Numéro une (France 3) - Emmanuelle Devos : "Pour moi qui étais un vrai cancre, ce film est une fierté"

Jouer une capitaine d’industrie, vous en aviez rêvé ?

Emmanuelle Devos : Non, pas avant que Tonie Marshall ne m’envoie le scénario. Tout m’a plu : la manière dont une femme peut accéder aux plus hautes fonctions dans le monde de l’entreprise, comment elle se retrouve confrontée au machisme… Et l’idée de rencontrer les gens de ce milieu pour me préparer était très excitante.

Comment vous êtes-vous imprégnée du personnage d’Emmanuelle Blachey, cette ingénieure qui gravit les échelons d’un géant de l’énergie ?

J’ai appris mes textes longtemps à l’avance. Il y a beaucoup de termes techniques qui ne se « mettent pas en bouche » facilement.
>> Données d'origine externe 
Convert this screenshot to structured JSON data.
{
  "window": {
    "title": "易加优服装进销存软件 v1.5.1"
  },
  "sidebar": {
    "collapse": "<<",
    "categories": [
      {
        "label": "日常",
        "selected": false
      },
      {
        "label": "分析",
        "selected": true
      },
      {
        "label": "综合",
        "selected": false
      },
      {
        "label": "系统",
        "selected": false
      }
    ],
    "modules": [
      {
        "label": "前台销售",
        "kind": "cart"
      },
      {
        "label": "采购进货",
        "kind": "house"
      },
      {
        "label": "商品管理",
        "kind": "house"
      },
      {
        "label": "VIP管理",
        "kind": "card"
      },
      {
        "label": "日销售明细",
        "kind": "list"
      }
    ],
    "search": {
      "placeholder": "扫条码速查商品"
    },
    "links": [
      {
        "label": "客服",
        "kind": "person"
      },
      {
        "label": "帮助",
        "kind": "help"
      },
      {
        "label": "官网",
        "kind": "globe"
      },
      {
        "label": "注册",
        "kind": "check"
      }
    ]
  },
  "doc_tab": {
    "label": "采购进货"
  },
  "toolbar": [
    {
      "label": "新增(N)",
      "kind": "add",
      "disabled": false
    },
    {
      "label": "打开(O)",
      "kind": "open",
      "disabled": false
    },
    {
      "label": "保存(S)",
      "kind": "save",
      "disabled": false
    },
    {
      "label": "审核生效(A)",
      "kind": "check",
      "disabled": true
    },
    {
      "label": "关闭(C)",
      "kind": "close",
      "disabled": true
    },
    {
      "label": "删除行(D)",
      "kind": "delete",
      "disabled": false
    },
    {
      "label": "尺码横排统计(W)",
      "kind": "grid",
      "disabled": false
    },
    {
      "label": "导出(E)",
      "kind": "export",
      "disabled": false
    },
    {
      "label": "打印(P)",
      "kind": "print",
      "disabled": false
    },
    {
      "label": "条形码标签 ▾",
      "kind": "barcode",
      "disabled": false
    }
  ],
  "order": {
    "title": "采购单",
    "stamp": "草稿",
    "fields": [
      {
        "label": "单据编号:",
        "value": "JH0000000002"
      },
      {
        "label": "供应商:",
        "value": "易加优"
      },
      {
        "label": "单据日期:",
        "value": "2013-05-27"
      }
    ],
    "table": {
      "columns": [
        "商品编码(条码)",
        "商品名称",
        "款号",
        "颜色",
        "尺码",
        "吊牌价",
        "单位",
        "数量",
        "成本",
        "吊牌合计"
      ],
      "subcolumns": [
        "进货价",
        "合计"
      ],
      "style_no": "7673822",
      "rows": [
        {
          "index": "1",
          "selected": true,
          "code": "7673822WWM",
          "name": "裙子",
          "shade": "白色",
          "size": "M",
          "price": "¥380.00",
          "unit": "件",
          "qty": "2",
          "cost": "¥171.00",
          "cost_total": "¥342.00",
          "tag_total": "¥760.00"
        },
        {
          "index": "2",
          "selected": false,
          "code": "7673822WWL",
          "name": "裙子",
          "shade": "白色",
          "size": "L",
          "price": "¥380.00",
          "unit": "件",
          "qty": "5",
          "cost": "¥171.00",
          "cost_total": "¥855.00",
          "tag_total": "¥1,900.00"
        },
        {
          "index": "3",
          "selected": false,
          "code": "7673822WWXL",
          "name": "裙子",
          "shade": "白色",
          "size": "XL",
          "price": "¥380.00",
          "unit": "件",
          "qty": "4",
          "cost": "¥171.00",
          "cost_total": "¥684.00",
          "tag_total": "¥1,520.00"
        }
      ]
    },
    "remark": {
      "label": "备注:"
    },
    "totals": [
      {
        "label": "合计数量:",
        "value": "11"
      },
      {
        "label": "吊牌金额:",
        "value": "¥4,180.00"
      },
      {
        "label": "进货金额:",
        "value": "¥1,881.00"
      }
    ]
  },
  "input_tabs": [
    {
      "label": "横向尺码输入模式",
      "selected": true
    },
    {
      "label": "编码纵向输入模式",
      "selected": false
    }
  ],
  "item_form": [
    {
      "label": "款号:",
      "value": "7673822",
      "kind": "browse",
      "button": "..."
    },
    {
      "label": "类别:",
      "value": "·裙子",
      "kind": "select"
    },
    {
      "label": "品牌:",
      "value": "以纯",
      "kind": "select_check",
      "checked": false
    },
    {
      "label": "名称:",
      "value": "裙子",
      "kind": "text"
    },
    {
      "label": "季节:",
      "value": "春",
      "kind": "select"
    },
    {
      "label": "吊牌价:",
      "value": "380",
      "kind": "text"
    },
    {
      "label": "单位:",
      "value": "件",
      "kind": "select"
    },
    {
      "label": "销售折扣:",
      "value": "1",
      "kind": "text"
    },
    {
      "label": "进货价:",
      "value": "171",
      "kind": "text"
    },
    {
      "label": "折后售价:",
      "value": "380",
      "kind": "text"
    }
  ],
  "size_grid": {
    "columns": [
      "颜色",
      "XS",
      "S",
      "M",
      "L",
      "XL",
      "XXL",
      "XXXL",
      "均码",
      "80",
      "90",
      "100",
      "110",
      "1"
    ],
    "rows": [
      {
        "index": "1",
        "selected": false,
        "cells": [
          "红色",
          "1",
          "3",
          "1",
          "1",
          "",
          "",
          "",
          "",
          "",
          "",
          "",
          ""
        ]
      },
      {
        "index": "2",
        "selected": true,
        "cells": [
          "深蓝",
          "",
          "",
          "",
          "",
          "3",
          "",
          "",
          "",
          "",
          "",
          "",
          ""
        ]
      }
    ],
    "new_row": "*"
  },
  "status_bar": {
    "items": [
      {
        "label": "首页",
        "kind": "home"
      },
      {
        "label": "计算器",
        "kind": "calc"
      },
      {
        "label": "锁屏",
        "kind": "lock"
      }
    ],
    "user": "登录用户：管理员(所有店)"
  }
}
Ensuite, j’ai interviewé un ami polytechnicien pour me familiariser avec la formation supérieure de mon personnage : elle est ce que l’on appelle « X-Mines », diplômée de Polytechnique et de l’École des mines, où les futurs ingénieurs travaillent sur des choses dont je ne comprendrais même pas le quart de la moitié.

Contrairement à elle, vous n’étiez pas une première de la classe ?

Je n’ai même pas mon bac ! C’est une catastrophe. Pour moi qui étais un vrai cancre, ce film est une fierté.

C’est votre mère, actrice, qui vous a transmis le goût de ce métier ?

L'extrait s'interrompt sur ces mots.